周智郡宇刈村春岡〔袋井市春岡〕に水を湛えた地が多く、これを憂え、力をあわせて悪水路の開さくに着手し明治三一年(一八九八)に竣功しました。その費用二千余円を要したといいます。

磐田郡磐田村寺谷〔磐田市寺谷〕では、明治二五年(一八九二)に寺谷新田より以南、匂阪上南端に至る延長千有余間の堤防に強固な改修工事を施して水害の恐れが除かれ、村民は安心しました。

周智郡飯田村〔森町飯田〕は太田川が村内を貫流し、出水の時は通路をふさぎ、わずかに渡し舟で往来ができるだけで大変不便でした。そこで一同協議し、明治一二年四月に字中組に長さ六〇間の橋梁を架設しました。人々は報徳橋と呼びました。その影響で森町にある森川橋の渡り賃が廃止されました。明治二五年字上組に一二〇間の長橋を架設し人々の便利をはかりました。
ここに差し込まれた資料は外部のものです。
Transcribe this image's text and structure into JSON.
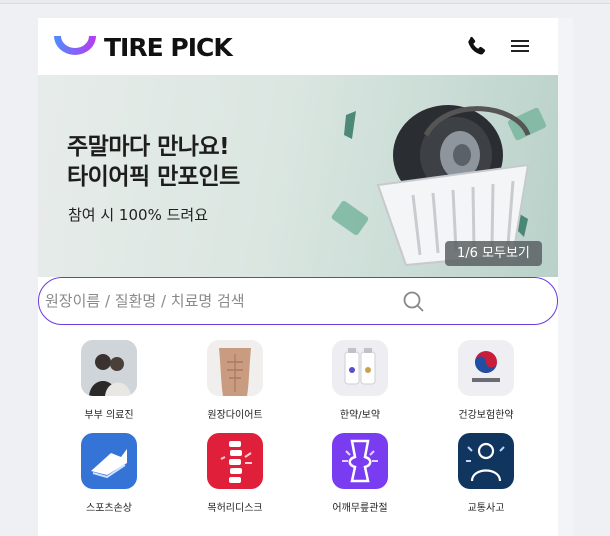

 磐田郡下阿多古村上野部落〔磐田市上野部〕は、四境すべて山で囲まれ、耕地は狭く、地味は不良で、田畑ともに収穫が少なく紙すきなどの副業によってわずかに食糧を得ていました。明治一六年非常な災害にかかって一層困苦に陥りました。妻は寒さに叫び、子は飢えに泣くという悲しい境遇に沈みました。有志の者が救助の手段を尽しましたが、容易に目的を達することができません。そこで金井利太郎について報徳の教えを受け上野報徳社を組織し、以来各自が勤め励んで家政を復旧し、人心が結合しました。その結果、農事に心を注ぎ、山林の開拓や肥料の共同購入、農具の改良など着々と進歩しました。なお副産物として製茶、養蚕を行うなど、一村の面目が一新しました。そこで同社員一同の協議によって山林に杉苗一万三千本を植付け、毎年社員一人について五日間まで下刈などを行った結果、有用な材木となりました。また同郡阿多古村米沢では、明治二〇年山林の火災にかかって立木の大半が焼失したため、この回復のため一〇町歩に対し杉苗を植え、社員が交互に下刈りなどに従事しています。

 周智郡山梨〔袋井市山梨〕近隣は明治一三年一〇月激しいヒョウが降ったために非常な惨状となりました。人々は生活に困窮し、ほとんど離散の状況となりました。そこで報徳社を結び、本社より多くの借入れを行い、以来社員一同は報徳の趣旨を守り、勤倹貯蓄を行って回復することができました。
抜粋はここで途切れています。